# Fractal Queue Managers¶

Queue Managers are the processes which interface with the Fractal Server and clusters, supercomputers, and cloud resources to execute the tasks in the Fractal Server. These managers pull compute tasks from the Server, and then pass them to various distributed back ends for computation for a variety of different needs. The architecture of the Fractal Server allows many managers to be created in multiple physical locations. Currently, Fractal supports the following:

• Pool - A python ProcessPoolExecutor for computing tasks on a single machine (or node).

• Dask - A graph-based workflow engine for laptops and small clusters.

• Parsl - High-performance workflows.

• Fireworks - An asynchronous Mongo-based distributed queuing system.

These backends allow Fractal to be incredibly elastic in utilizing computational resources, scaling from a single laptop to thousands of nodes on physically separate hardware. Our end goal is to be able to setup a manager at a physical site and allow it to scale up and down as its task queue requires and execute compute over long periods of time (months) without intervention.

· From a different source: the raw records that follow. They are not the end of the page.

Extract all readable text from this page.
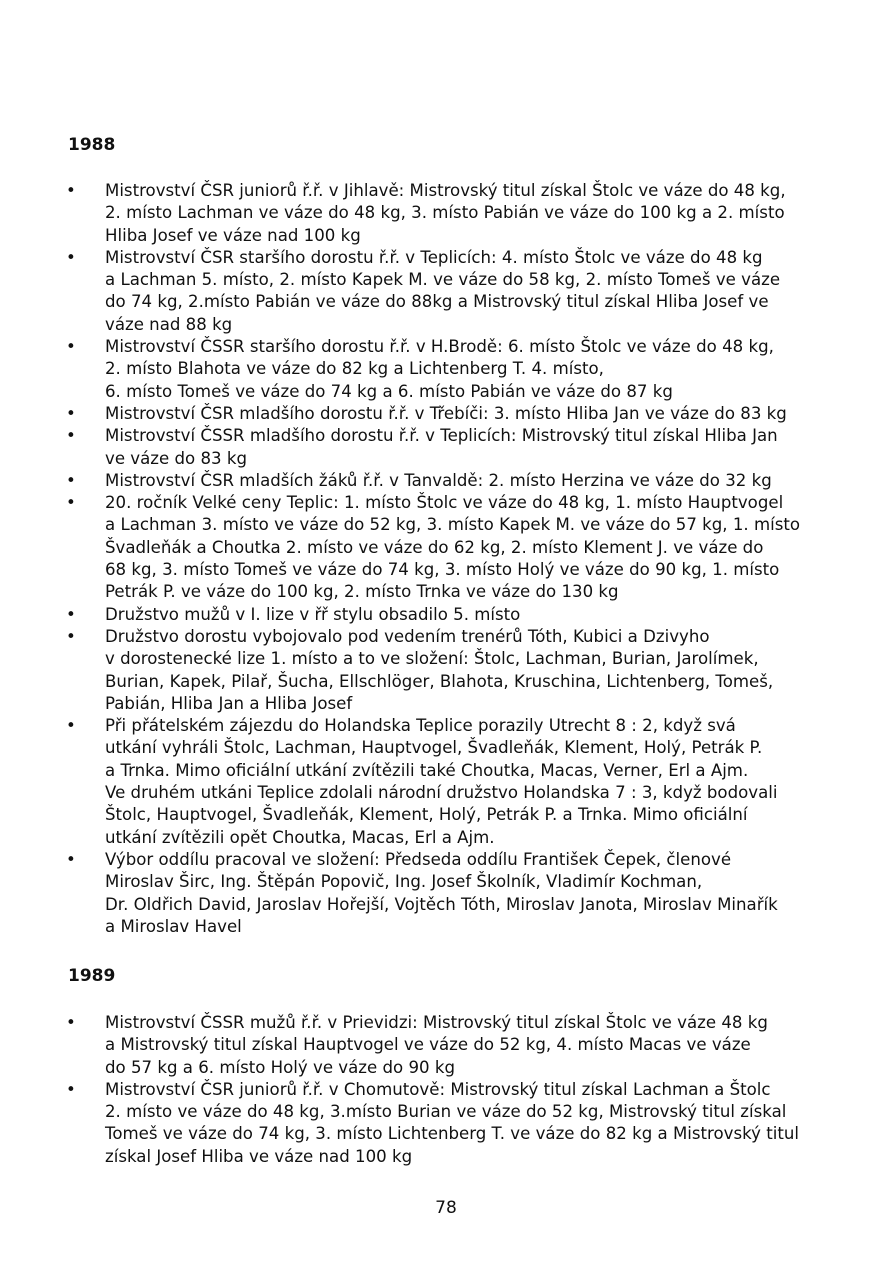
1988
• Mistrovství ČSR juniorů ř.ř. v Jihlavě: Mistrovský titul získal Štolc ve váze do 48 kg,
2. místo Lachman ve váze do 48 kg, 3. místo Pabián ve váze do 100 kg a 2. místo
Hliba Josef ve váze nad 100 kg
• Mistrovství ČSR staršího dorostu ř.ř. v Teplicích: 4. místo Štolc ve váze do 48 kg
a Lachman 5. místo, 2. místo Kapek M. ve váze do 58 kg, 2. místo Tomeš ve váze
do 74 kg, 2.místo Pabián ve váze do 88kg a Mistrovský titul získal Hliba Josef ve
váze nad 88 kg
• Mistrovství ČSSR staršího dorostu ř.ř. v H.Brodě: 6. místo Štolc ve váze do 48 kg,
2. místo Blahota ve váze do 82 kg a Lichtenberg T. 4. místo,
6. místo Tomeš ve váze do 74 kg a 6. místo Pabián ve váze do 87 kg
• Mistrovství ČSR mladšího dorostu ř.ř. v Třebíči: 3. místo Hliba Jan ve váze do 83 kg
• Mistrovství ČSSR mladšího dorostu ř.ř. v Teplicích: Mistrovský titul získal Hliba Jan
ve váze do 83 kg
• Mistrovství ČSR mladších žáků ř.ř. v Tanvaldě: 2. místo Herzina ve váze do 32 kg
• 20. ročník Velké ceny Teplic: 1. místo Štolc ve váze do 48 kg, 1. místo Hauptvogel
a Lachman 3. místo ve váze do 52 kg, 3. místo Kapek M. ve váze do 57 kg, 1. místo
Švadleňák a Choutka 2. místo ve váze do 62 kg, 2. místo Klement J. ve váze do
68 kg, 3. místo Tomeš ve váze do 74 kg, 3. místo Holý ve váze do 90 kg, 1. místo
Petrák P. ve váze do 100 kg, 2. místo Trnka ve váze do 130 kg
• Družstvo mužů v I. lize v řř stylu obsadilo 5. místo
• Družstvo dorostu vybojovalo pod vedením trenérů Tóth, Kubici a Dzivyho
v dorostenecké lize 1. místo a to ve složení: Štolc, Lachman, Burian, Jarolímek,
Burian, Kapek, Pilař, Šucha, Ellschlöger, Blahota, Kruschina, Lichtenberg, Tomeš,
Pabián, Hliba Jan a Hliba Josef
• Při přátelském zájezdu do Holandska Teplice porazily Utrecht 8 : 2, když svá
utkání vyhráli Štolc, Lachman, Hauptvogel, Švadleňák, Klement, Holý, Petrák P.
a Trnka. Mimo oficiální utkání zvítězili také Choutka, Macas, Verner, Erl a Ajm.
Ve druhém utkáni Teplice zdolali národní družstvo Holandska 7 : 3, když bodovali
Štolc, Hauptvogel, Švadleňák, Klement, Holý, Petrák P. a Trnka. Mimo oficiální
utkání zvítězili opět Choutka, Macas, Erl a Ajm.
• Výbor oddílu pracoval ve složení: Předseda oddílu František Čepek, členové
Miroslav Širc, Ing. Štěpán Popovič, Ing. Josef Školník, Vladimír Kochman,
Dr. Oldřich David, Jaroslav Hořejší, Vojtěch Tóth, Miroslav Janota, Miroslav Minařík
a Miroslav Havel
1989
• Mistrovství ČSSR mužů ř.ř. v Prievidzi: Mistrovský titul získal Štolc ve váze 48 kg
a Mistrovský titul získal Hauptvogel ve váze do 52 kg, 4. místo Macas ve váze
do 57 kg a 6. místo Holý ve váze do 90 kg
• Mistrovství ČSR juniorů ř.ř. v Chomutově: Mistrovský titul získal Lachman a Štolc
2. místo ve váze do 48 kg, 3.místo Burian ve váze do 52 kg, Mistrovský titul získal
Tomeš ve váze do 74 kg, 3. místo Lichtenberg T. ve váze do 82 kg a Mistrovský titul
získal Josef Hliba ve váze nad 100 kg
78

The basic setup of the Queue Managers and how they interact with the Server is as follows:

In this, multiple managers talk to a central Fractal Server and deploy tasks to different compute resources based on availability, physical location, and tags.

The main goals of the Queue Manager is to reduce the user’s level of expertise needed to start compute with Fractal and, more importantly, to need as little manual intervention as possible to have persistent compute. Ideally, you start the Manager in a background process, leave it be while it checks in with the Fractal Server from time to time to get tasks, and pushes/pulls tasks from the distributed Adapter as need be.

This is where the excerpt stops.